If there is a perfect Tea Party Movement candidate it’s Ron Paul. It’s not Donald Trump (“Combover Don” as he was recently called at an event I attended), not Pawlenty who ran big budget deficits as governor, not Mitt Romney (The Mitt) who created a government healthcare system, not Newt Gingrich who is THE consummate “insider” (has morals issues and lobbies for Big EtHanol), not Rick Santorum whom a Republican friend of mine in South Western Iowa calls “the pipsqueak,” not Chris Christie (do they still call him “Goombatz” in Jersey?), not Indiana Governor Mitch Daniels who appears to have spousal problems.
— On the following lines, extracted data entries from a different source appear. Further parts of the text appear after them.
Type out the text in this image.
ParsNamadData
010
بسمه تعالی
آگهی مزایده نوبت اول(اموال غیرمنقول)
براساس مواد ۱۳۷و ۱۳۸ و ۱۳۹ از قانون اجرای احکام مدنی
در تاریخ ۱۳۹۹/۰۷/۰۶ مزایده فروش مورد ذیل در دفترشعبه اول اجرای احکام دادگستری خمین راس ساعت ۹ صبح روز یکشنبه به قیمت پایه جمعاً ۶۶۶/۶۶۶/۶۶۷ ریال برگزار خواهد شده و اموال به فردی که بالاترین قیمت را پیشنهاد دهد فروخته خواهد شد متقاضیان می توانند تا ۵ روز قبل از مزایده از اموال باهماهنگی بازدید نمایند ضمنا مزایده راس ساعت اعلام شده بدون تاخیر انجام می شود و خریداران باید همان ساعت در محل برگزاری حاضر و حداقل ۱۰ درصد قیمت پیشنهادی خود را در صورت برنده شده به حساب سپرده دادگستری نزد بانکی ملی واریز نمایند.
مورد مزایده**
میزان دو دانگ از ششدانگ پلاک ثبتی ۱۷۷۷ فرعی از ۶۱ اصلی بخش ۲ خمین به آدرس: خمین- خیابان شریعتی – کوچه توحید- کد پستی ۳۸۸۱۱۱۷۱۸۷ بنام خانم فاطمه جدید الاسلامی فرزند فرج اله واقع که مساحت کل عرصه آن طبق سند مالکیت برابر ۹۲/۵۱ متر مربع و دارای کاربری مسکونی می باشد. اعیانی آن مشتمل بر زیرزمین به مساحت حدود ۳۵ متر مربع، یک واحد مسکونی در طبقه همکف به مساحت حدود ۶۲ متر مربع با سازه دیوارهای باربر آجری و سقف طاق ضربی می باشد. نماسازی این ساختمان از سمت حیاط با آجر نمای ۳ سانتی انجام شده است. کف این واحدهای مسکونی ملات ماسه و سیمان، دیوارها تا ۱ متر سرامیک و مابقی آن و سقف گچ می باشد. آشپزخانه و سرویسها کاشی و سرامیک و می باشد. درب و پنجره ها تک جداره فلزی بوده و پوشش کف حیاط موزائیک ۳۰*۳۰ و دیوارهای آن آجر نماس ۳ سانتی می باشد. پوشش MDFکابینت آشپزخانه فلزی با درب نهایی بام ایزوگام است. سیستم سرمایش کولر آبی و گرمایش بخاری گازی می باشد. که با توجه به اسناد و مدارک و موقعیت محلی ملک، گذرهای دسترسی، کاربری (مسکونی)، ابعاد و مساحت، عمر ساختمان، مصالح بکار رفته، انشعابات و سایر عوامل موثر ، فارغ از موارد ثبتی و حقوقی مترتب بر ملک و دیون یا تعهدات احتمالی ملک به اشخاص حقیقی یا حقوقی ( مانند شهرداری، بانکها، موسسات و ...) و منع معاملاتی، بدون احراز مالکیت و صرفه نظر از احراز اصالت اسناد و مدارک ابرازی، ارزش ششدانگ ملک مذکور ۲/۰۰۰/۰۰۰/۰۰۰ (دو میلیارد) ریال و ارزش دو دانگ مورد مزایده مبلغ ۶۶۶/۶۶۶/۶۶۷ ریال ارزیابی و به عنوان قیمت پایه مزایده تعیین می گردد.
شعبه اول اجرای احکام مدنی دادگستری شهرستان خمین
He has been married twice to the same woman and the tabloids are already speculating that she had an affair, left him to marry another guy, and live in California for three years and then returned. Can you just imagine the hunt for that guy, his friends and the “sordid” story - “mom abandons her children with father for California fling!” -that the trash media will tell? Huntsman, Bachmann, Palin, Johnson, Cain, Krager, Bolton, Huckabee – whew! – I don’t think so.
Well, I’ve made my case.
Ron Paul is the prefect (albeit quirky) candidate for the GOP in 2012. Will he win the Iowa caucuses? Probably not but he could come in second or third which is good enough. Will he win the nomination for president? He may be able to. His young techie supporters could help him raise the hundreds of millions (a billion?) dollars it will take this coming year to win the White House.
In any case, Ron Paul will have a big effect on the rest of the field because he’ll suck lots of oxygen from all the others. This time I think he will have more Republicans cheering for him in those debate halls and the media will pan the camera his way more often instead of simply panning him.
Steffen Schmidt is professor of political science at Iowa State University, blogs for the Des Moines Register, WNYC “It’s a Free Country”, and is Chief Political Correspondent for Insideriowa.com.